3. For Apartment Living, It’s the Rise of the ‘Homebodies’

Data shows more Americans call their homes a ‘sanctuary’ and apartment operators are taking notice.

“Homebody” was once a term reserved for introverts. But data is trending away from that and by 2025 more than 70% of Americans will continue with the at-home habits they adopted during the pandemic lockdowns.

This was part of the “Bold Predictions for 2025 and the Rise of the Homebody” presented by Lia Nichole Smith, Senior Vice President of Education and Performance – and SatisFacts Research.
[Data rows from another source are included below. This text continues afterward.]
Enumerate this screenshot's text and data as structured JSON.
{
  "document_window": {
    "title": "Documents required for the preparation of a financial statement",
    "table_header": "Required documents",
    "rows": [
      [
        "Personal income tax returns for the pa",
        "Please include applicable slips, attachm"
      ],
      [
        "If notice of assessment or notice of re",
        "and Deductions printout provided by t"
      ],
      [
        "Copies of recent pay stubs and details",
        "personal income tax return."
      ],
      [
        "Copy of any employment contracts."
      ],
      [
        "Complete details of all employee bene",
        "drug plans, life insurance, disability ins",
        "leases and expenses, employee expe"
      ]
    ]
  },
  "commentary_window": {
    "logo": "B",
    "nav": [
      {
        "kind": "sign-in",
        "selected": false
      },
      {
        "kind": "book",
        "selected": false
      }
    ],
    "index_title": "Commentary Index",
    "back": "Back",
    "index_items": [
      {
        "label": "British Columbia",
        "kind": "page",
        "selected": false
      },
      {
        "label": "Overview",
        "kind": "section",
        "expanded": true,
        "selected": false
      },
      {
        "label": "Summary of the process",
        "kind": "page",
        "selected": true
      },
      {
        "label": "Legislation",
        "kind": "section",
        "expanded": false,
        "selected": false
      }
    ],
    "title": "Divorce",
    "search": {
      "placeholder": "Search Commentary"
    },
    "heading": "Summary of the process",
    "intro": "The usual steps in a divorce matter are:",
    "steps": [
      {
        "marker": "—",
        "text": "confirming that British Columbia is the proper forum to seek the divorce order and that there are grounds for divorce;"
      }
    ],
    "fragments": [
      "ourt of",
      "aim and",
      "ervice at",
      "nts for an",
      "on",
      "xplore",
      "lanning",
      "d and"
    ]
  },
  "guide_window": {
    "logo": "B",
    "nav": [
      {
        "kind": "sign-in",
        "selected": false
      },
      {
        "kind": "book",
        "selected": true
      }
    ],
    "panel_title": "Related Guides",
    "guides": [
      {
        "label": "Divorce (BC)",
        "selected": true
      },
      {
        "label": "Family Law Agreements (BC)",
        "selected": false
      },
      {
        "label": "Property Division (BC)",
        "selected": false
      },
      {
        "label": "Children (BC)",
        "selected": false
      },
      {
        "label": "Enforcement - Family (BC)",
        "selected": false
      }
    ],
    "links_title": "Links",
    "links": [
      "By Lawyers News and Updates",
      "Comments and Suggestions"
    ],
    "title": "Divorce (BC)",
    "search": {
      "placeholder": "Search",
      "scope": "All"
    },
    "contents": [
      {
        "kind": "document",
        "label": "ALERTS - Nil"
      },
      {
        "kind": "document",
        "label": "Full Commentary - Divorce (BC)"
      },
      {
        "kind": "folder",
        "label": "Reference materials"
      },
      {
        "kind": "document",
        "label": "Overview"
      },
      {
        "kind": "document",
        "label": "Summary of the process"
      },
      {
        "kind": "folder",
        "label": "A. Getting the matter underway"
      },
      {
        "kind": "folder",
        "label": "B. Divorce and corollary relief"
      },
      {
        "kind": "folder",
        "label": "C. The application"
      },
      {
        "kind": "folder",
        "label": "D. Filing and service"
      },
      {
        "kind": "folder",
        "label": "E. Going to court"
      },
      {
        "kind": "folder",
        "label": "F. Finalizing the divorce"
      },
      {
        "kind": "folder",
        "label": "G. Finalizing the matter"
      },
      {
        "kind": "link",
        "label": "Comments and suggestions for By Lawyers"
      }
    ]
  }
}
Smith said the increase in time spent at home shows that even extroverts fit that habit.

“They are still plenty social – they are extroverts, after all — they just want everyone to come to their home,” she said. “More people view their home as a sanctuary.”

BH is using Virtual Merchandising, which captures the floorplan and unit-level content for every floorplan to provide more video content, giving prospects as much time as they need to visualize their potential new spaces and how those might meet their needs should they work from home or spend more time entertaining friends.

Apartment operators must also take notice and offer amenities that cater to being at home. They need to be aware that their daily operations are now being observed by their residents, who aren’t simply leaving their apartments at 8 a.m. and coming home at 5 p.m. on weekdays.

The US Census said the number of Americans working from home will increase from 27.6 million in 2021 to 36.2 million in 2025.

BH is making work-from-home and stay-at-home residents happier by providing 24-hour maintenance requests so they can get the service they need whenever they need it and valet trash removal, so they never have to worry about trash day.

Our smart-home technology simplifies residents’ lives, and our modern, well-rounded fitness centers keep our residents healthy without them having to leave the property. As BH continues to address the everyday needs of our residents, our operations, marketing, and management teams are fully in the “now” when it comes to appealing to those who have made renting a lifestyle choice. After all, our mission is to “create places where people can live and thrive.”